Bürgermeister gratuliert Weltmeister aus Schiffweiler

V.l.: Bürgermeister Markus Fuchs, Weltmeister Sebastian Schledorn, Ortsvorsteher von Schiffweiler Dominik Dietz und sein Stellvertreter Erwin Klein. Foto: Isabel Sand

Als Sebastian Schledorn von Hongkong erzählt, sind alle im Büro des Bürgermeisters gespannt. Denn in China hat der Schiffweiler im Februar den Hockey-Weltmeistertitel mit der deutschen Senioren-Nationalmannschaft geholt.
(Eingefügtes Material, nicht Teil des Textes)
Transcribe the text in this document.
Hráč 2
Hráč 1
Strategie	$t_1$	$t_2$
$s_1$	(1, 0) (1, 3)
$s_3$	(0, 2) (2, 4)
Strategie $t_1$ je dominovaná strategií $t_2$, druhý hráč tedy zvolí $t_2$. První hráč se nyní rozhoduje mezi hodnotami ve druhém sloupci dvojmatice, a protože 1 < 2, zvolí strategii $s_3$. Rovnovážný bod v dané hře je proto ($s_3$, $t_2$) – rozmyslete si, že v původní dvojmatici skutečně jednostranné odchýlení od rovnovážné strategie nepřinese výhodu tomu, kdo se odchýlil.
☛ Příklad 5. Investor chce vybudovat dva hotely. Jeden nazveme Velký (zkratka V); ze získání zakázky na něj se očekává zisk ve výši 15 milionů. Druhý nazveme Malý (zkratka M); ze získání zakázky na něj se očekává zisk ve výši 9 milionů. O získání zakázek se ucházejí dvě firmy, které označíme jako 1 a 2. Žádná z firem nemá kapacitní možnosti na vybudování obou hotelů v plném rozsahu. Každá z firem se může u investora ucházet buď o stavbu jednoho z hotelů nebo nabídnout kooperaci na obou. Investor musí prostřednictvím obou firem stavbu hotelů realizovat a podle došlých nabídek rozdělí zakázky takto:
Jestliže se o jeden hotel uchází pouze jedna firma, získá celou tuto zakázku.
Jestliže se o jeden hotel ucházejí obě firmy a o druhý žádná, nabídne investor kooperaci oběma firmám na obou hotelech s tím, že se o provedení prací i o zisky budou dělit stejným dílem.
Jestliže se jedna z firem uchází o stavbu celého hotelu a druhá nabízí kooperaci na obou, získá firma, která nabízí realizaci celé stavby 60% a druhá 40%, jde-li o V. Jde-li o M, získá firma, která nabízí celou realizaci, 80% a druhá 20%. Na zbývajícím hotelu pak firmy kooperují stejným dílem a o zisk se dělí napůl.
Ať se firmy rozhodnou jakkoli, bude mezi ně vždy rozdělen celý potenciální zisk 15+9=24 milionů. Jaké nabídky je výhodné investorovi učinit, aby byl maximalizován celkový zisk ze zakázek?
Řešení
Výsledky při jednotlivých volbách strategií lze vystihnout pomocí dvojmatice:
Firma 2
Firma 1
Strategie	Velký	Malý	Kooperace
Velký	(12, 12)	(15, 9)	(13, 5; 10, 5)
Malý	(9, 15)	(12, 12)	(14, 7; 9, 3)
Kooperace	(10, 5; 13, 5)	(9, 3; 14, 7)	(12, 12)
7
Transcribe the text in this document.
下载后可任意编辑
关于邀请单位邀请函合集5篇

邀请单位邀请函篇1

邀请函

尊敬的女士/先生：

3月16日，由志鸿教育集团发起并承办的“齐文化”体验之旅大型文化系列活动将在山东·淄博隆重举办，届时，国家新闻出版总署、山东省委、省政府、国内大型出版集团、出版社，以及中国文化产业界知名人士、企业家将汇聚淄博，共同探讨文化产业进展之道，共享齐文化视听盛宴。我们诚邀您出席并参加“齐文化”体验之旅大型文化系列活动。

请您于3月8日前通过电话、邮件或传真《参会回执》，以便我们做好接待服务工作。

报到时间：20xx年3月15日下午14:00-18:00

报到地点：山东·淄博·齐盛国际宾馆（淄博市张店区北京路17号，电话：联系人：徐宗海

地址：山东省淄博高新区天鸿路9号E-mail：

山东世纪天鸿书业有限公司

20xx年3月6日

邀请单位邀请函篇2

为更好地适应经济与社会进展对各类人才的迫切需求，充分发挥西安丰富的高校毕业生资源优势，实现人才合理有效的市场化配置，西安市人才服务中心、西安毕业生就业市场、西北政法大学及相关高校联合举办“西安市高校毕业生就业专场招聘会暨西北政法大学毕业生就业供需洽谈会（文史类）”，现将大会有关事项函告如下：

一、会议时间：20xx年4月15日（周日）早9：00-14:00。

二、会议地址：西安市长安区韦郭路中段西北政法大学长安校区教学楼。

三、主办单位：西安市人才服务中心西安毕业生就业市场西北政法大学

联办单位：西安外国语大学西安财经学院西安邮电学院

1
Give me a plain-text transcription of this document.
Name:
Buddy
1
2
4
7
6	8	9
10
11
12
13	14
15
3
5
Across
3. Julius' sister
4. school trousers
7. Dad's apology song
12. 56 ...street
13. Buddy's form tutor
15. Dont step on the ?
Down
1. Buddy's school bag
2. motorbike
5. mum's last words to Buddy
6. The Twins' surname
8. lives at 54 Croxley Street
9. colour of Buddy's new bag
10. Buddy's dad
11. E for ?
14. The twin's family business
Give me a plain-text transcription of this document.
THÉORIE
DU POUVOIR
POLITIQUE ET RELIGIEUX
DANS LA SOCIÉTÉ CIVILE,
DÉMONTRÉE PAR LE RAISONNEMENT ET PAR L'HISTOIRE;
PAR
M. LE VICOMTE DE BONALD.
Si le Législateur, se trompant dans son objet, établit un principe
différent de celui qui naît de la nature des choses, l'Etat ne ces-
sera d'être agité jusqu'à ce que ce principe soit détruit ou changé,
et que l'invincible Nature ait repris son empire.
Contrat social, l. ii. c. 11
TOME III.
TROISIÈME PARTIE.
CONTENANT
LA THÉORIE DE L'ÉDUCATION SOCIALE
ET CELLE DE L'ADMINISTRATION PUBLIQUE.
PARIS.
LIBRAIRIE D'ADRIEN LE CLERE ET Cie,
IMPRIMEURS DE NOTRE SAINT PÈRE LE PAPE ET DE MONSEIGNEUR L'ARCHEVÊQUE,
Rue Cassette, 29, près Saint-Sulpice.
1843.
Bürgermeister Markus Fuchs hat ihn am vergangenen Donnerstag ins Rathaus eingeladen, um ihm persönlich zu seinem großen Erfolg zu gratulieren.

„Wir sind sehr stolz auf die sportliche Leistung von Sebastian Schledorn“, sagt Fuchs. Gemeinsam mit dem Ortsvorsteher von Schiffweiler, Dominik Dietz, und seinem Stellvertreter, Erwin Klein, unterhält sich Fuchs mit dem WM-Sieger über Sport. Der sympathische 39-Jährige erklärt die Regeln von Hockey, das entweder auf dem Rasen oder in der Halle gespielt wird. Als Elfjähriger hielt Schledorn zum ersten Mal einen Hockeyschläger in den Händen. Damals spielte er in der Hockey-AG an der Maximilian-Kolbe-Schule in Wiebelskirchen. Danach fing er als Jugendspieler beim Hockey- und Tennisclub Neunkirchen an und wechselte schließlich zur TG Worms, wo er bis heute in der ersten Mannschaft in der Oberliga Rheinland-Pfalz/Saar spielt. In der Nationalmannschaft fing der Anlagen-Mechanikermeister, der heute bei der Kommunalen Energie- und Wasserversorgung (KEW) arbeitet, erst spät an. Nachdem er bei mehreren Sichtungsterminen spielte, wurde er schließlich in die Senioren-Nationalmannschaft berufen und für die Weltmeisterschaft in Hongkong nominiert. Dort war er bei allen Spielen auf dem Platz und konnte mit seiner Mannschaft den WM-Titel holen. Als „ein Riesenerlebnis“ beschreibt Schledorn seinen Aufenthalt und den Sieg in Hongkong. Dabei musste er für die gesamte Reise selbst aufkommen. Denn im Gegensatz zur A-Nationalmannschaft erhält die Seniorenauswahl keinerlei finanzielle Unterstützung durch den Deutschen Hockeybund. Sponsoren zu finden, sei ebenfalls ein schwieriges Unterfangen, so der Weltmeister.

Dennoch träumt Schledorn schon von den nächsten Meisterschaften. Im Juni finden die Feldhockey-Europameisterschaften in Rotterdam statt. Einen Platz im Kader hat sich Schledorn bereits gesichert, einzig sein Arbeitgeber müsste ihm in dieser Zeit noch frei geben. Wir drücken die Daumen!